I cannot remember offhand what happened to William I, but I dare say that he had some difficulties as well.


asked the Postmaster-General how many designs were submitted for the 4d. stamp portraying Sussex; what the design is intended to convey; what is the age of the artist, and where he lives; if he is aware that the stamp is printed in unattractive and sickly colours; and if he will withdraw it immediately.

Five designs were submitted; that chosen shows a view near Hassocks. The artist is 52 and lives in London.

I do not agree with the hon. and gallant Gentleman's criticism of the stamp and I do not intend to withdraw it.

Can the Minister say who chose this dreadful doodle and why did they choose it? May I ask the right hon.

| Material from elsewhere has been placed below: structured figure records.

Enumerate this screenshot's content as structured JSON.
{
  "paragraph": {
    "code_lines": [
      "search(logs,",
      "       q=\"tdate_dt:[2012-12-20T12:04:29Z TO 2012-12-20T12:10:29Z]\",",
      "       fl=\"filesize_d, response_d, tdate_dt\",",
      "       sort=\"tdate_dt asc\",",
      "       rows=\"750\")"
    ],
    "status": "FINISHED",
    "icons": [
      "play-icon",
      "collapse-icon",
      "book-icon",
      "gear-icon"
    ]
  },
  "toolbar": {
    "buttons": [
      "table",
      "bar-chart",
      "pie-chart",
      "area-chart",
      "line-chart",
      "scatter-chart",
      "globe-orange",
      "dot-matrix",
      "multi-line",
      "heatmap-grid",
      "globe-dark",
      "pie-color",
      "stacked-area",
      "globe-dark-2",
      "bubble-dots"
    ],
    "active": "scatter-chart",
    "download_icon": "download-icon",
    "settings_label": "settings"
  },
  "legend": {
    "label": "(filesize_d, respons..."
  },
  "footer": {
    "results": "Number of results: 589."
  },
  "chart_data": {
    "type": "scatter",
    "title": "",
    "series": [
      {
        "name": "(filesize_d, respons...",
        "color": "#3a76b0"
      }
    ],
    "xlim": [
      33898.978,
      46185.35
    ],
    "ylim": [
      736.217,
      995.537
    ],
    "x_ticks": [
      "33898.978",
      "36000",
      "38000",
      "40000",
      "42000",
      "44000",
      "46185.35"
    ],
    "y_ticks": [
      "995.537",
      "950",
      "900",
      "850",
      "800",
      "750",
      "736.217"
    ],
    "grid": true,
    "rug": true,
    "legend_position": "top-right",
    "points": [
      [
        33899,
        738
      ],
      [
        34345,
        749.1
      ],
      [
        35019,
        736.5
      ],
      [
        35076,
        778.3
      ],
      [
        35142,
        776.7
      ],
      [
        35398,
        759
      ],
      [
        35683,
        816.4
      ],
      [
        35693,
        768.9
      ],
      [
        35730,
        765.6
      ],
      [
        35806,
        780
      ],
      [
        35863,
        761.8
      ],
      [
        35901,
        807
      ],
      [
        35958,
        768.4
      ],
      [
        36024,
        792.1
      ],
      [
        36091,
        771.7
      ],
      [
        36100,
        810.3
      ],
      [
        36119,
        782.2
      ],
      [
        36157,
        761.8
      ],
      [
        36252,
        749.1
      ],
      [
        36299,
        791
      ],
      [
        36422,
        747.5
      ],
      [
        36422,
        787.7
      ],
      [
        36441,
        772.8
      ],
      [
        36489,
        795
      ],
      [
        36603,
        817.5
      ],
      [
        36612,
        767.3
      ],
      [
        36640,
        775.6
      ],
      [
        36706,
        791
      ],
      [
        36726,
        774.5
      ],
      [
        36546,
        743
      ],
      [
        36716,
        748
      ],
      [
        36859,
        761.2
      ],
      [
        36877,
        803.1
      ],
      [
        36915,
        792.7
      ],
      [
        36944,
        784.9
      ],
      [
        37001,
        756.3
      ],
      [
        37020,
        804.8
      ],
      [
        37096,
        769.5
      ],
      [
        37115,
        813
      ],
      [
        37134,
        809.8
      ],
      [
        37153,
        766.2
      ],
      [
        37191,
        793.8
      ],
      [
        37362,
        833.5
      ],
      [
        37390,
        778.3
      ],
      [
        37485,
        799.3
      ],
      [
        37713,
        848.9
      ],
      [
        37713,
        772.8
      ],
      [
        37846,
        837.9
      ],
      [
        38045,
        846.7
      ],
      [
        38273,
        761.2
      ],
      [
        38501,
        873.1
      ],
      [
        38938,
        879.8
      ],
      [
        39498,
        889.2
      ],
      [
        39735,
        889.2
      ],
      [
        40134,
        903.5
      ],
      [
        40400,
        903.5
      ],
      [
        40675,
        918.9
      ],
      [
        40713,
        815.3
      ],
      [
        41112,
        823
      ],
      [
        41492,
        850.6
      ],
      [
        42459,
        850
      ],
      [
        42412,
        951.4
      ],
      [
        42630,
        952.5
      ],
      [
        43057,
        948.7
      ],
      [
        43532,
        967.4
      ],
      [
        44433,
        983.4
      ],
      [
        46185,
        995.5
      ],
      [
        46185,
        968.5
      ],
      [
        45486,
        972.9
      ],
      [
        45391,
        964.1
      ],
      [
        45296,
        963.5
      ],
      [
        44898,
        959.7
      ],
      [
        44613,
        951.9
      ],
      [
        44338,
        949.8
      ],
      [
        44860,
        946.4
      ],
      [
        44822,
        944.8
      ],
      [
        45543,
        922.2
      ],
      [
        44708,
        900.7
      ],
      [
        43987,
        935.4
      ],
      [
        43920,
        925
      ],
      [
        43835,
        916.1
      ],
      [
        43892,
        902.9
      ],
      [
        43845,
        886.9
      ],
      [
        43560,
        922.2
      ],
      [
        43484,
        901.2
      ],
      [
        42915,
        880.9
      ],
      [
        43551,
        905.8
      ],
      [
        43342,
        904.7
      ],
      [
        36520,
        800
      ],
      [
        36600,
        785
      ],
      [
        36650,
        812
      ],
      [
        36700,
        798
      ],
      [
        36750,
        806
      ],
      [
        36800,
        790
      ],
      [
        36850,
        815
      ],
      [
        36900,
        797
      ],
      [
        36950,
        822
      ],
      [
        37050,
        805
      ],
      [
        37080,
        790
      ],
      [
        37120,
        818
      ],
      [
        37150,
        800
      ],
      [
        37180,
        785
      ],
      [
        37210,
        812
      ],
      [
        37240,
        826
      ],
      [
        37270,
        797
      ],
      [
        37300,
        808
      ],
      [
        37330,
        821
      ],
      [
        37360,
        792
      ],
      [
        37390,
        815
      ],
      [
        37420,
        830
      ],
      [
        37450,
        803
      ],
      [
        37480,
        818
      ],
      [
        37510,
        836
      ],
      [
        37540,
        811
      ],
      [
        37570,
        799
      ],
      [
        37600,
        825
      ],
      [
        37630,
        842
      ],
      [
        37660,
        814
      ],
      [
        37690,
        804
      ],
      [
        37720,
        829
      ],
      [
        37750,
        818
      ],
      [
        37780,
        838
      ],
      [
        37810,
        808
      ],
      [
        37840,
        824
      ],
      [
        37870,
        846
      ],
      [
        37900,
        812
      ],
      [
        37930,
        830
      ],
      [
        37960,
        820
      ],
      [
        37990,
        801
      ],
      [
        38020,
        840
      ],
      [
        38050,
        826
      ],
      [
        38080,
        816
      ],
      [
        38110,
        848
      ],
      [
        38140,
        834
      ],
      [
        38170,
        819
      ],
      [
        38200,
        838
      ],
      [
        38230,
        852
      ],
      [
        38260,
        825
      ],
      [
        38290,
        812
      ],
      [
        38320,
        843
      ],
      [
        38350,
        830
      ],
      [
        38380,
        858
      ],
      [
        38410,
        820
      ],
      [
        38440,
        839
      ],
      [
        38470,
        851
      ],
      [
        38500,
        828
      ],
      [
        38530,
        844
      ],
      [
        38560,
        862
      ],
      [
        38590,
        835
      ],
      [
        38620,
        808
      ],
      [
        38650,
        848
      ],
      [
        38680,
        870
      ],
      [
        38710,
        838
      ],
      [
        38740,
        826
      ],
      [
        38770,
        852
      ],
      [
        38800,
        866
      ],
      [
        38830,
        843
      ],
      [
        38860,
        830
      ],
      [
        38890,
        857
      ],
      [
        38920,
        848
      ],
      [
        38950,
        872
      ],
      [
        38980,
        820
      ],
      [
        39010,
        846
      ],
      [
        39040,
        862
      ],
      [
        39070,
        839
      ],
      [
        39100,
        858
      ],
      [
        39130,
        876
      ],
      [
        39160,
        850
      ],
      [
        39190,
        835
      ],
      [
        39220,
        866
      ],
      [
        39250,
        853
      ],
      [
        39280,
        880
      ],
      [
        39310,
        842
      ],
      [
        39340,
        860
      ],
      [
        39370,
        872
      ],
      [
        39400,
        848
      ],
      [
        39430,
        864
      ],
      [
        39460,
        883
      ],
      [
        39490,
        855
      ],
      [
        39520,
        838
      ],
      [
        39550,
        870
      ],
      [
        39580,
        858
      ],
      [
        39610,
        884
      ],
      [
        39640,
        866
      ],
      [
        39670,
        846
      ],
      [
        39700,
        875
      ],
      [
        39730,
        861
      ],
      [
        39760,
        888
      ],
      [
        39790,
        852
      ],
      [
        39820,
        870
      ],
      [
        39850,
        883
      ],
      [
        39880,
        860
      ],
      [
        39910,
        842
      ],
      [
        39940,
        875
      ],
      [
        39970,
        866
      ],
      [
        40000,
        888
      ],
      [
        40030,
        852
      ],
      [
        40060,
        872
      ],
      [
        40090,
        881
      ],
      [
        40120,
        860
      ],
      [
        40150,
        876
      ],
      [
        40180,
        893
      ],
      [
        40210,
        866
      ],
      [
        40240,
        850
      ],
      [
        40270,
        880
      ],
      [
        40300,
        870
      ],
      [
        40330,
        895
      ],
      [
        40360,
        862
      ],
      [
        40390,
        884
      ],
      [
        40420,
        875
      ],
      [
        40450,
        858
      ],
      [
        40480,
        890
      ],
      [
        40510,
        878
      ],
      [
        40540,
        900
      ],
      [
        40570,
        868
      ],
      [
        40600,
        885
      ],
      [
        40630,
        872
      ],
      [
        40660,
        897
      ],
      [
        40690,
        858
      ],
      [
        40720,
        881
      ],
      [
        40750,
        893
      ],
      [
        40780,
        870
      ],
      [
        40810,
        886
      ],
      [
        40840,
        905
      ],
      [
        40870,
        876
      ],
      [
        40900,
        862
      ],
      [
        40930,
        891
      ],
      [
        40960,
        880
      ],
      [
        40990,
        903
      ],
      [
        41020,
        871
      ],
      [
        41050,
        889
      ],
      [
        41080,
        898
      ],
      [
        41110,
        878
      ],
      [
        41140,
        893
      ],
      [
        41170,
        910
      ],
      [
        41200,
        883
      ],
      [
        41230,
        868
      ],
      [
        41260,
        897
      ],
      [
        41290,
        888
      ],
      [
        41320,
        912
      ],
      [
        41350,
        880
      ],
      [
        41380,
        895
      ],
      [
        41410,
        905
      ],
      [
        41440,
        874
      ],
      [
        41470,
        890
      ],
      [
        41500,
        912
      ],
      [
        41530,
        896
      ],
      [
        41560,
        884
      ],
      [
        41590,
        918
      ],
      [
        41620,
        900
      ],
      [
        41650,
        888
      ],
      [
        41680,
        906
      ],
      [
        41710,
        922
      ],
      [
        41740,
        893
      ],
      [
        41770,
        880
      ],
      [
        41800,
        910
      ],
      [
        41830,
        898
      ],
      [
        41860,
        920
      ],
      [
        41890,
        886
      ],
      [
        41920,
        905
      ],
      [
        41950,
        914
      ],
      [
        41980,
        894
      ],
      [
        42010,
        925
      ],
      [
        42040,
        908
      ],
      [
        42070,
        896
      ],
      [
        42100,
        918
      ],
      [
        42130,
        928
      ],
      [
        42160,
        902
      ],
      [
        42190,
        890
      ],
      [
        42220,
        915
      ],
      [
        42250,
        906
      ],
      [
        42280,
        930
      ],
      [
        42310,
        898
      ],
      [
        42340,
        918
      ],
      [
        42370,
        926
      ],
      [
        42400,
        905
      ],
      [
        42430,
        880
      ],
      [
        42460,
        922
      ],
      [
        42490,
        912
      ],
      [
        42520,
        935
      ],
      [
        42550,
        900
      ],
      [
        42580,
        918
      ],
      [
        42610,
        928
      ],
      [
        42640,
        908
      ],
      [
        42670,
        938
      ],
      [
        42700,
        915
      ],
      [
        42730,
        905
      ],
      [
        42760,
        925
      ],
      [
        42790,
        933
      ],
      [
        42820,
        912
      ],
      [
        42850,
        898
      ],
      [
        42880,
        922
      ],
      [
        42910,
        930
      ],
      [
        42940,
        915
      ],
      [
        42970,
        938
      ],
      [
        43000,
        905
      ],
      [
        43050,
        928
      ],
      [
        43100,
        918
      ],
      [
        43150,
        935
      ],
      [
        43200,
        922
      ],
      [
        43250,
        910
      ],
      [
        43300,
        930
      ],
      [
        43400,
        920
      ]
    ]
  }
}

Gentleman why he picked on Sussex, of all the beautiful counties in England? May I not press him to withdraw this horrid stamp?

As the hon. and gallant Gentleman knows very well, not all stamps will be liked by everyone. He provided the beautiful Simon de Montfort seal which was used in the Parliament stamp, and which was widely welcomed. However, there were even critics of that. One has to trust the very careful advisory procedure followed before stamps are chosen.

Post Office Savings Bank (Interest)


asked the Postmaster-General from what date interest is payable on money deposited in the Post Office Savings Bank on the first day of any month.

The Post Office Savings Bank Act, 1954, provides that interest shall not commence until the first day of the calendar month next following the day of deposit.

Is the Minister aware that if a depositor withdraws his money the interest ceases on the first day of the month in which he draws it? Would he not agree that a depositor, depositing money on 1st January and withdrawing it on 31st December of the same year, ould lose two months' interest? Is he aware that these regulations were laid down in 1861 and will he now have another look at them?

It is unsatisfactory and it has been going on for a hundred years. It might be worth considering this if we were not just moving over to computer working, but, with manual record-taking, to make the change at this late stage would not be justified. When the records are on computers, much more sophisticated calculations of interest can be made and then we shall certainly look at this again.

Mail (Security)


asked the Postmaster-General what plans he has to improve the efficiency and security of the Post Office to avoid losses of letters and parcels.

Measures to improve mails security are constantly reviewed and new methods and devices adopted where appropriate. If the hon. Gentleman will let me know of any particular case he may have in mind I will be glad to make inquiries.

In view of the fact that compensation for losses in the course of transit are running at the rate of nearly one-third of a million pounds a year, may I ask whether the hon. Gentleman is aware that there is great scope for increasing efficiency? Can he not give more assurance to those who use the postal services that such a drive towards increased efficiency is being carried out resolutely?

While I agree with a great deal of what the hon. Gentleman has had to say about security, he will not expect me to give full details, as criminals will also be interested in such information. I can say that new alarm devices have been fitted in certain mail trains and new security drills adopted for postmen driving mail vans. While crime generally is on the increase the Post Office cannot expect to escape its share of it.